Where does veganism and vegetarianism fit in?
Eating Better recognises that there is a broad spectrum of eating patterns that can be more sustainable. For some people that means avoiding all animal based food and products (veganism) or some (vegetarianism). We say it’s great if people choose to do this as vegan and meat-free eating patterns are typically among the least impactful for the environment. Veganism is becoming more popular but we also know that it’s less likely that the majority of people will make this change, as it is many steps from current diets. Neither do we want to decry all livestock farming and the livelihoods it supports. Part-time veganism and vegetarianism may not suit the purists, but in our books it is a great step towards healthier and more sustainable eating. And, in order to achieve the greater changes necessary beyond 2030 to ensure climate change is kept within safe limits, we need to start engaging people now by making simple changes easy and acceptable.

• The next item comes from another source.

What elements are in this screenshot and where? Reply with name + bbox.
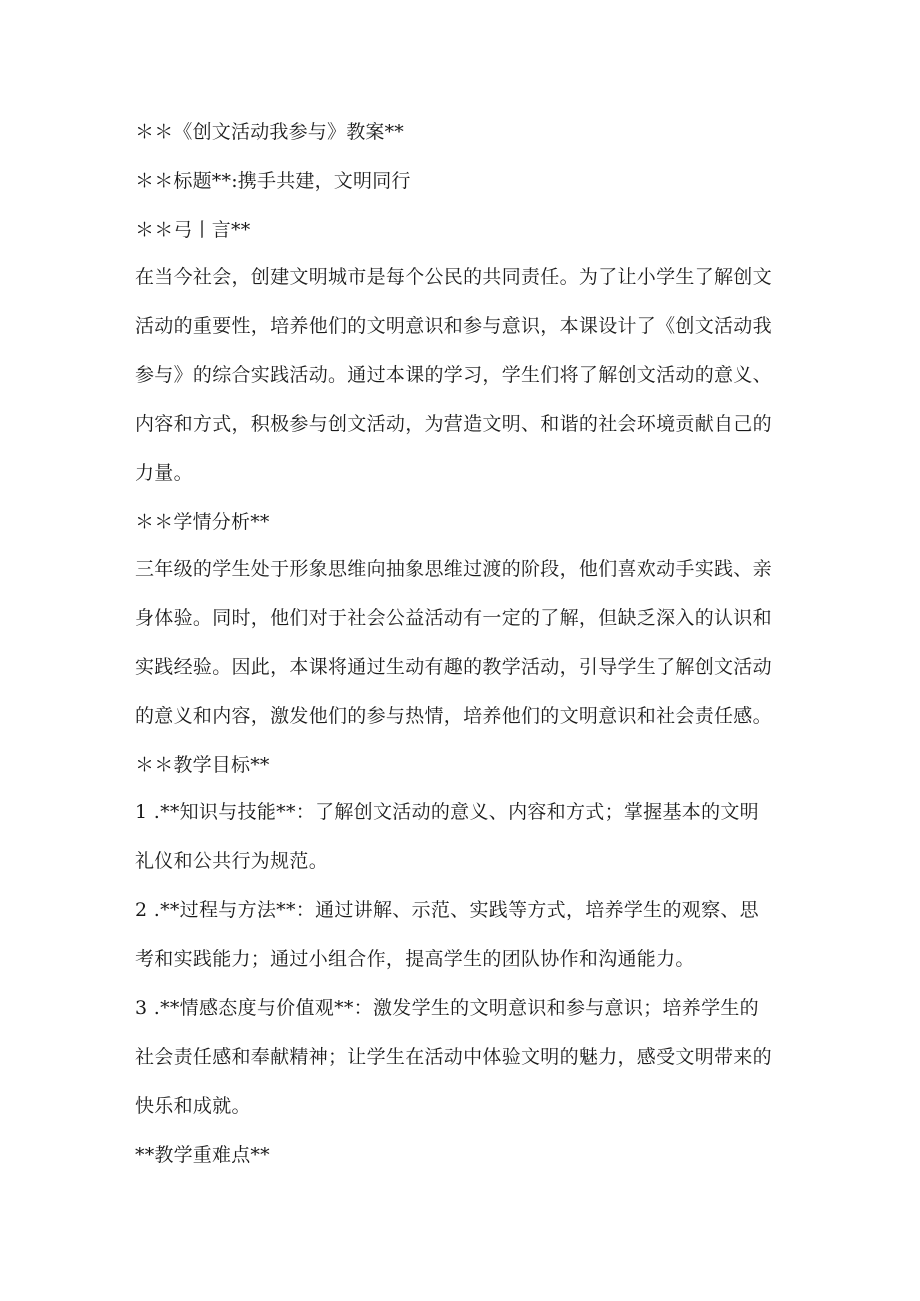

We recognise that complex issues lie behind our less and better meat approach. Eating Better is calling for more research and support for practical initiatives to shift our food production and consumption onto more sustainable and healthful pathways and for the full engagement of policy makers, researchers and food producers in this task. But the overall direction of travel and imperative for change is clear: healthy sustainable diets are those that are predominantly plant-based with moderate amounts of livestock products.